Expression of somatostatin receptor subtypes in human thyroid tumors: the immunohistochemical and molecular biology (RT-PCR) investigation

Human endocrine tumors often express the somatostatin receptors SSTR 1–5 with different intensity. It has been widely investigated their distribution in pituitary adenomas, brain tumors, adrenal tumors and neuroendocrine tumors in gastrointestinal tract (NET). Some of studies also concern the expression of SSTRs in thyroid tumors but they are mainly limited to parafollicular C cells – derived medullary thyroid carcinomas (MTC). Results of SSTR 1–5 detection in other thyroid pathologies like follicular adenomas and papillary cancers are still scarce and often controversial, depending of investigation method used. The aim of this study was to report the presence of all the 5 subtypes of SSTR (including 2A and 2B SSTR isoforms) in some surgically treated human thyroid tumors by means of immunohistochemistry and real-time PCR method and to correlate the results obtained with both techniques. SSTR 1 protein was expressed in 88.8% of investigated cases, SSTR 2A and 2B both in 44.4%, SSTR 3 in 55.5%, SSTR 4 in 11.2% and SSTR 5 in 33.3%. SSTR 1 is the dominant form in the thyroid gland tumor and hyperplasia. We found positive confirmation of both methods in 88.8% for SSTR 1, 2A, 3 subtypes, in 22.2% for SSTR 4 and in 100% for SSTR 5. It suggests that somatostatin multiligand analogs or selective SSTR 1 agonists may be used in thyroid tumors treatment.

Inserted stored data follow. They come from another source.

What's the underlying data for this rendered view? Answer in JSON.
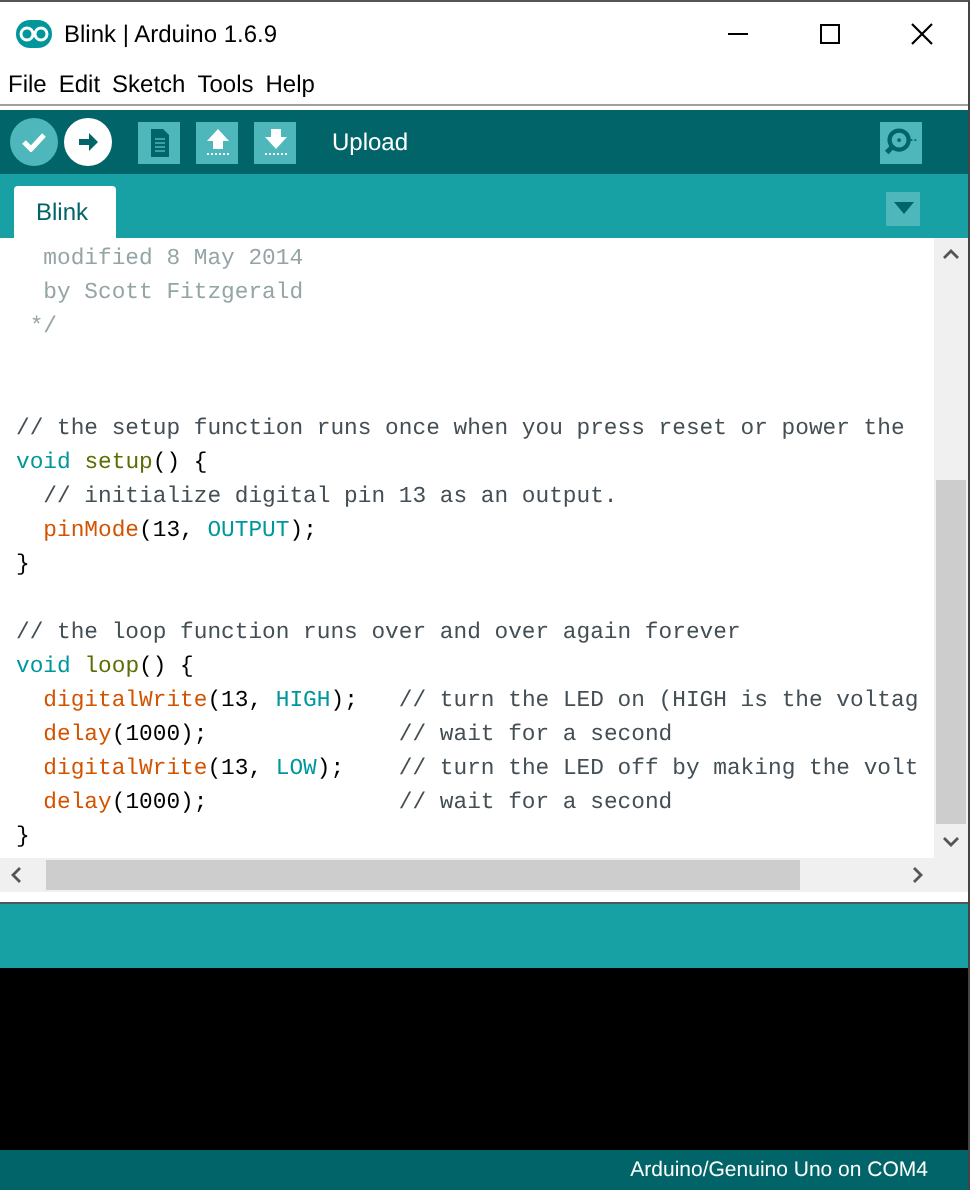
{
  "window": {
    "title": "Blink | Arduino 1.6.9"
  },
  "menu": [
    "File",
    "Edit",
    "Sketch",
    "Tools",
    "Help"
  ],
  "toolbar": {
    "buttons": [
      {
        "kind": "verify",
        "selected": false
      },
      {
        "kind": "upload",
        "selected": true
      },
      {
        "kind": "new",
        "selected": false
      },
      {
        "kind": "open",
        "selected": false
      },
      {
        "kind": "save",
        "selected": false
      }
    ],
    "hint": "Upload"
  },
  "tabs": [
    {
      "label": "Blink",
      "selected": true
    }
  ],
  "editor": {
    "lines": [
      {
        "kind": "code",
        "tokens": [
          {
            "kind": "doc",
            "text": "  modified 8 May 2014"
          }
        ]
      },
      {
        "kind": "code",
        "tokens": [
          {
            "kind": "doc",
            "text": "  by Scott Fitzgerald"
          }
        ]
      },
      {
        "kind": "code",
        "tokens": [
          {
            "kind": "doc",
            "text": " */"
          }
        ]
      },
      {
        "kind": "blank"
      },
      {
        "kind": "blank"
      },
      {
        "kind": "code",
        "tokens": [
          {
            "kind": "comment",
            "text": "// the setup function runs once when you press reset or power the"
          }
        ]
      },
      {
        "kind": "code",
        "tokens": [
          {
            "kind": "type",
            "text": "void "
          },
          {
            "kind": "name",
            "text": "setup"
          },
          {
            "kind": "plain",
            "text": "() {"
          }
        ]
      },
      {
        "kind": "code",
        "tokens": [
          {
            "kind": "comment",
            "text": "  // initialize digital pin 13 as an output."
          }
        ]
      },
      {
        "kind": "code",
        "tokens": [
          {
            "kind": "func",
            "text": "  pinMode"
          },
          {
            "kind": "plain",
            "text": "(13, "
          },
          {
            "kind": "const",
            "text": "OUTPUT"
          },
          {
            "kind": "plain",
            "text": ");"
          }
        ]
      },
      {
        "kind": "code",
        "tokens": [
          {
            "kind": "plain",
            "text": "}"
          }
        ]
      },
      {
        "kind": "blank"
      },
      {
        "kind": "code",
        "tokens": [
          {
            "kind": "comment",
            "text": "// the loop function runs over and over again forever"
          }
        ]
      },
      {
        "kind": "code",
        "tokens": [
          {
            "kind": "type",
            "text": "void "
          },
          {
            "kind": "name",
            "text": "loop"
          },
          {
            "kind": "plain",
            "text": "() {"
          }
        ]
      },
      {
        "kind": "code",
        "tokens": [
          {
            "kind": "func",
            "text": "  digitalWrite"
          },
          {
            "kind": "plain",
            "text": "(13, "
          },
          {
            "kind": "const",
            "text": "HIGH"
          },
          {
            "kind": "plain",
            "text": ");   "
          },
          {
            "kind": "comment",
            "text": "// turn the LED on (HIGH is the voltag"
          }
        ]
      },
      {
        "kind": "code",
        "tokens": [
          {
            "kind": "func",
            "text": "  delay"
          },
          {
            "kind": "plain",
            "text": "(1000);              "
          },
          {
            "kind": "comment",
            "text": "// wait for a second"
          }
        ]
      },
      {
        "kind": "code",
        "tokens": [
          {
            "kind": "func",
            "text": "  digitalWrite"
          },
          {
            "kind": "plain",
            "text": "(13, "
          },
          {
            "kind": "const",
            "text": "LOW"
          },
          {
            "kind": "plain",
            "text": ");    "
          },
          {
            "kind": "comment",
            "text": "// turn the LED off by making the volt"
          }
        ]
      },
      {
        "kind": "code",
        "tokens": [
          {
            "kind": "func",
            "text": "  delay"
          },
          {
            "kind": "plain",
            "text": "(1000);              "
          },
          {
            "kind": "comment",
            "text": "// wait for a second"
          }
        ]
      },
      {
        "kind": "code",
        "tokens": [
          {
            "kind": "plain",
            "text": "}"
          }
        ]
      }
    ]
  },
  "status_bar": {
    "board": "Arduino/Genuino Uno on COM4"
  }
}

Somatostatin (SST) as well as its synthetic analogs are engaged in regulation of hormones secretion in different ways and this action depends on specific receptors expression which are present on the target cells. Five subtypes of the SST receptor have been identified so far, i.e. SSTR 1–5. SSTR 2 is present in two splicing variants (2A and 2B) [1, 2]. All of them belong to a group of 7 transmembrane domains linked with the G protein [3] and are encoded by 5 genes which are present on separate chromosomes [4, 5]. In the cell the SST receptors can be found on the cell membrane or in the cytoplasm. Particular SSTR subtypes can occur alone or be grouped together in the same cell. SSTR are present both in normal and in tumor tissues which enables their response to applied SST analogs [6]. Human endocrine tumors often express the somatostatin receptors SSTR 1–5 with different intensity. It has been widely investigated their distribution in pituitary adenomas, brain tumors, adrenal tumors and neuroendocrine tumors in gastrointestinal tract (NET). Some of studies also concern the expression of SSTRs in thyroid tumors but they are mainly limited to parafollicular C cells – derived medullary thyroid carcinomas (MTC) [7–9]. Results of SSTR 1–5 detection in other thyroid pathologies like follicular adenomas and papillary cancers are still scarce and often controversial [10–13] depending of investigation method used (see Table 1).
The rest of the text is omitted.